Will averted his eyes, remembering what he had come here for. He unbuttoned his shirt and gingerly tugged back the two halves, almost swooning when he saw the spread of decay. His flesh resembled bacon that had been retrieved from the back of a fridge many, many days after it should have been consumed. It glittered and flashed iridescently. The patch on his shoulder had reached over to his chest and was consuming the pectoral on the left side. His right arm was completely infected, to a point just above his wrist. But for all that, he felt fine. As fine as it was possible to be, in the middle of a fever dream shared by all the poor bastards who were walking the tightrope between life and death.
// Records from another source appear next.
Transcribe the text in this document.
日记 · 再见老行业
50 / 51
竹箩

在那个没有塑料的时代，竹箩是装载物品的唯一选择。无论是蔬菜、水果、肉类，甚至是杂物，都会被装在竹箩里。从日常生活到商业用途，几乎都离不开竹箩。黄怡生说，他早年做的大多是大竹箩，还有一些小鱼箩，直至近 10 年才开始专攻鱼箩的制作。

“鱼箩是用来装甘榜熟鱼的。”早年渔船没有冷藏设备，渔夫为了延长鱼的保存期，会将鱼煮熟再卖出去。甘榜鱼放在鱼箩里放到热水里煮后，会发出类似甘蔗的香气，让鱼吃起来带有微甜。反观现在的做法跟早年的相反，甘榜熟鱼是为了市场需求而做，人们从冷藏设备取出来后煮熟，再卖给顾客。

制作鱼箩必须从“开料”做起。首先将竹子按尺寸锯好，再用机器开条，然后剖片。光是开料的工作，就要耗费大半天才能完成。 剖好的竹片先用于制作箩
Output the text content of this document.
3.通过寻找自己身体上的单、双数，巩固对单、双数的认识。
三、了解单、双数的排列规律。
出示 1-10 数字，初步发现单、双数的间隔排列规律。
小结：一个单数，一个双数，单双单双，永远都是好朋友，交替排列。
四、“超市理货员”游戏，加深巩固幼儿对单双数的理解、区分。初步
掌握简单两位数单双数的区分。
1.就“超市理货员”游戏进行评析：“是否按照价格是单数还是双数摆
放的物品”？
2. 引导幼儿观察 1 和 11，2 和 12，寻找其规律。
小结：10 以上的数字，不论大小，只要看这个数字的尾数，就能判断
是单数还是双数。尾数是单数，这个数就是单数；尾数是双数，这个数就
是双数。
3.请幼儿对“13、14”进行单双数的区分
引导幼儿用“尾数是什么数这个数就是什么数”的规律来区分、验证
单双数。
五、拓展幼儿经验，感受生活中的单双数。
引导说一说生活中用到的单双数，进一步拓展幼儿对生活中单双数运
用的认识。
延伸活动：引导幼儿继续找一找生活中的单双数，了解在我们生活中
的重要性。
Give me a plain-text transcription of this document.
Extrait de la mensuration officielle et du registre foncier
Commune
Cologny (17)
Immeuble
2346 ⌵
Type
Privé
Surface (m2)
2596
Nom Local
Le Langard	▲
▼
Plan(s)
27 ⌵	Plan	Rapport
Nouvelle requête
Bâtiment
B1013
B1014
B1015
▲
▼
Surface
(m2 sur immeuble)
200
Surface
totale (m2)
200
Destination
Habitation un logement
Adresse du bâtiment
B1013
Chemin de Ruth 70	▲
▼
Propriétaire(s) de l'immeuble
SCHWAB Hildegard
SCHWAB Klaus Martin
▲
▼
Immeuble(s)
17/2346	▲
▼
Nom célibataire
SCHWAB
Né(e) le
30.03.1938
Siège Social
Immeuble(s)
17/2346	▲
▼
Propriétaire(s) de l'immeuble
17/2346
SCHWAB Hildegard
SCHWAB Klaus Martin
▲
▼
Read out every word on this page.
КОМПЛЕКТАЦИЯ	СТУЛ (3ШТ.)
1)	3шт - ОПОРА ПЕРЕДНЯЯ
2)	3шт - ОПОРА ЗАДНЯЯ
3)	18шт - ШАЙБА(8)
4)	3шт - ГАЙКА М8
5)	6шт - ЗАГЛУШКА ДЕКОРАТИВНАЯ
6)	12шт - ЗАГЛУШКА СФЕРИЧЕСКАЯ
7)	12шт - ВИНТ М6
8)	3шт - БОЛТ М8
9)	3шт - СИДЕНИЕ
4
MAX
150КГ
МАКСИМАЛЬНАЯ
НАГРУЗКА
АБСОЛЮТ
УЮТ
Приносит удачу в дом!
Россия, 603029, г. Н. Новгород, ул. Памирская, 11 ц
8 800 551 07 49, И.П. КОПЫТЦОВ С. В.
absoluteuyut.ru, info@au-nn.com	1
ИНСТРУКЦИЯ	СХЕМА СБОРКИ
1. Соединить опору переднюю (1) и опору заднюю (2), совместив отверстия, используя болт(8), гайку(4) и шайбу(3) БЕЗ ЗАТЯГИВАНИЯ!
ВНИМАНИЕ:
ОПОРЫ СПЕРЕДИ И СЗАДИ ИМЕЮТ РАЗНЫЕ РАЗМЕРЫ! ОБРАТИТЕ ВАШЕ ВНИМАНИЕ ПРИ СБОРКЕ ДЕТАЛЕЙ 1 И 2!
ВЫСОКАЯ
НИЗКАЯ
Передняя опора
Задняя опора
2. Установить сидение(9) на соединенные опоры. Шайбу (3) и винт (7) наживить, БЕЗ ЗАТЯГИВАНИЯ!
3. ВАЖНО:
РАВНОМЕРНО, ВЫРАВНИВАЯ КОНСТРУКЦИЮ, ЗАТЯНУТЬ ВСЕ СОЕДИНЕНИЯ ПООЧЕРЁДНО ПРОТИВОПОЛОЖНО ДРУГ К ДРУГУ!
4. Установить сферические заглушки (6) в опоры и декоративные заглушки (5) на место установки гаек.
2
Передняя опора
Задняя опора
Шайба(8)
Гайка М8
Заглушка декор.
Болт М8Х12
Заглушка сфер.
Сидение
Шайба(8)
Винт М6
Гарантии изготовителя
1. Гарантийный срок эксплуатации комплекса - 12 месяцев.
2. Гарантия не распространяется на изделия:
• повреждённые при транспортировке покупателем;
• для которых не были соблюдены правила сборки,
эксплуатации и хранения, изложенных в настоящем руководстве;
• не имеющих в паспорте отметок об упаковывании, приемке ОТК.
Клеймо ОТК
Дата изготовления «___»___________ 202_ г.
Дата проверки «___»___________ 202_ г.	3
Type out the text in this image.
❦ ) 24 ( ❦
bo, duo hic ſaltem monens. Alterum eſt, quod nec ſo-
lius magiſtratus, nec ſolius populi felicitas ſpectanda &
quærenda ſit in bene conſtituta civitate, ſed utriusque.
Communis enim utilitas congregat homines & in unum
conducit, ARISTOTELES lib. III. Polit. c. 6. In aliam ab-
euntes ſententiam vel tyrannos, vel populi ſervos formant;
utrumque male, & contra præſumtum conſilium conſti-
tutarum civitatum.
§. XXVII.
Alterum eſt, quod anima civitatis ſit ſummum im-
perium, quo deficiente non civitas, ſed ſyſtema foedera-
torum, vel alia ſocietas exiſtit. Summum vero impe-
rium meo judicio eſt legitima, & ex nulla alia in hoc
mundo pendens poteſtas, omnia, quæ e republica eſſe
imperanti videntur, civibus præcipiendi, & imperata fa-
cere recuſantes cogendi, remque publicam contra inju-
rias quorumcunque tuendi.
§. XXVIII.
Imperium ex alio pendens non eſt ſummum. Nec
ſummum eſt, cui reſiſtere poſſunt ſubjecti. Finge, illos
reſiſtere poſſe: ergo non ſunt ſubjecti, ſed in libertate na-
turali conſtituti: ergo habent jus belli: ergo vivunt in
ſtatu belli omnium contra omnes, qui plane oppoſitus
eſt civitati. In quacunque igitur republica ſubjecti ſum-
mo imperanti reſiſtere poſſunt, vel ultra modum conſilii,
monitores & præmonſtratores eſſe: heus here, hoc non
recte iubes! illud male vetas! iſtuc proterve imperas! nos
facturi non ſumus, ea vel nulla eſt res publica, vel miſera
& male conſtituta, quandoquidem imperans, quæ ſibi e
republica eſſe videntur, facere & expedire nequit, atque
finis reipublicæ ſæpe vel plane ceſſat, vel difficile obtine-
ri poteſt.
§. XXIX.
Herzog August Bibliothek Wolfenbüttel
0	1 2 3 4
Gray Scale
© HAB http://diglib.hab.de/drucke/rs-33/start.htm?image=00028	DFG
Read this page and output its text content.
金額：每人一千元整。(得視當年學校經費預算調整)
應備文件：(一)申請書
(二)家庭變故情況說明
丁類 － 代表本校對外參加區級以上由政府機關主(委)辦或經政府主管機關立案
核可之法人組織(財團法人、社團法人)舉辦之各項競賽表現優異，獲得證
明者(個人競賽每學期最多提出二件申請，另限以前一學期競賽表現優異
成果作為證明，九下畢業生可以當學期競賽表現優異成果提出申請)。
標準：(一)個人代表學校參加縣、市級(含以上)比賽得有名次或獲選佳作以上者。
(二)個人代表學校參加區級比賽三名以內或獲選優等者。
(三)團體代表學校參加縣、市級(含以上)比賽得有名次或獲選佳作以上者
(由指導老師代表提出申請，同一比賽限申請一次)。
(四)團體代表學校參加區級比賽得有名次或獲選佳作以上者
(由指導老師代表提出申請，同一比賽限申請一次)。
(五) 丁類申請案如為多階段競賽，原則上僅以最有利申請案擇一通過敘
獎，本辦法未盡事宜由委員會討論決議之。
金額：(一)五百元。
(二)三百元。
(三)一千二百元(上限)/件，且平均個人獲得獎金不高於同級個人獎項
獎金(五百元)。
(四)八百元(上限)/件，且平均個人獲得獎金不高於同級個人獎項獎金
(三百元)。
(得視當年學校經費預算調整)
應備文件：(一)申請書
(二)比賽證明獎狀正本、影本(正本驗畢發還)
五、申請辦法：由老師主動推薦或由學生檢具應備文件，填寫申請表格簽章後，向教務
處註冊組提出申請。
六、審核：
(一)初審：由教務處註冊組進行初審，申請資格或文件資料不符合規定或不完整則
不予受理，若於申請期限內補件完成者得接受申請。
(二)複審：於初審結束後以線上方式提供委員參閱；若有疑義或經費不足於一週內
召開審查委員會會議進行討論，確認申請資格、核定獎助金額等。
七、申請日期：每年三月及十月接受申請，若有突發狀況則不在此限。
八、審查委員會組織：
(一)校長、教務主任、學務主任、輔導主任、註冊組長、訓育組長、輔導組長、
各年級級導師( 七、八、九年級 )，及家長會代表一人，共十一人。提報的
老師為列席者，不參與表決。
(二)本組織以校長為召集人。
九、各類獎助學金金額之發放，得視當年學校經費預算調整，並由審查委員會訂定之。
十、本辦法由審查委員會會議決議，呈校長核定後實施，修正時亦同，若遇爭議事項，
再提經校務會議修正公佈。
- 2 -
The woman from the cubicle lodged in his thoughts. How her face had aged and crumbled as she fled towards death. The rictus of her mouth leered behind Will’s eyes. This was how Cat had gone. And the others, no doubt. He remembered his grandfather dying. It had been a dignified death, the doctors had said, something Will’s father had repeated whenever the subject came up. A dignified death. Did any such thing exist? After witnessing this, Will doubted it. Death was a down and dirty affair. You could wear a freshly pressed suit and your nicest tie as you prepared for the end, but your bowels didn’t give a fig for that when it came. A death during sleep, in a comfortable bed with the family holding hands around you, was the best way, he had thought. But someone would have to wipe the sputum from your face as the death rattle took hold of you. Someone would have to take the shitty sheets and burn them after you were carried out in a box or a bag. Death wasn’t dignified. Ever. It wore a joker’s costume and slipped a whoopee cushion under your backside as you relaxed into it. It shoved an exploding cigar in your mouth as you struggled for those memorable last words.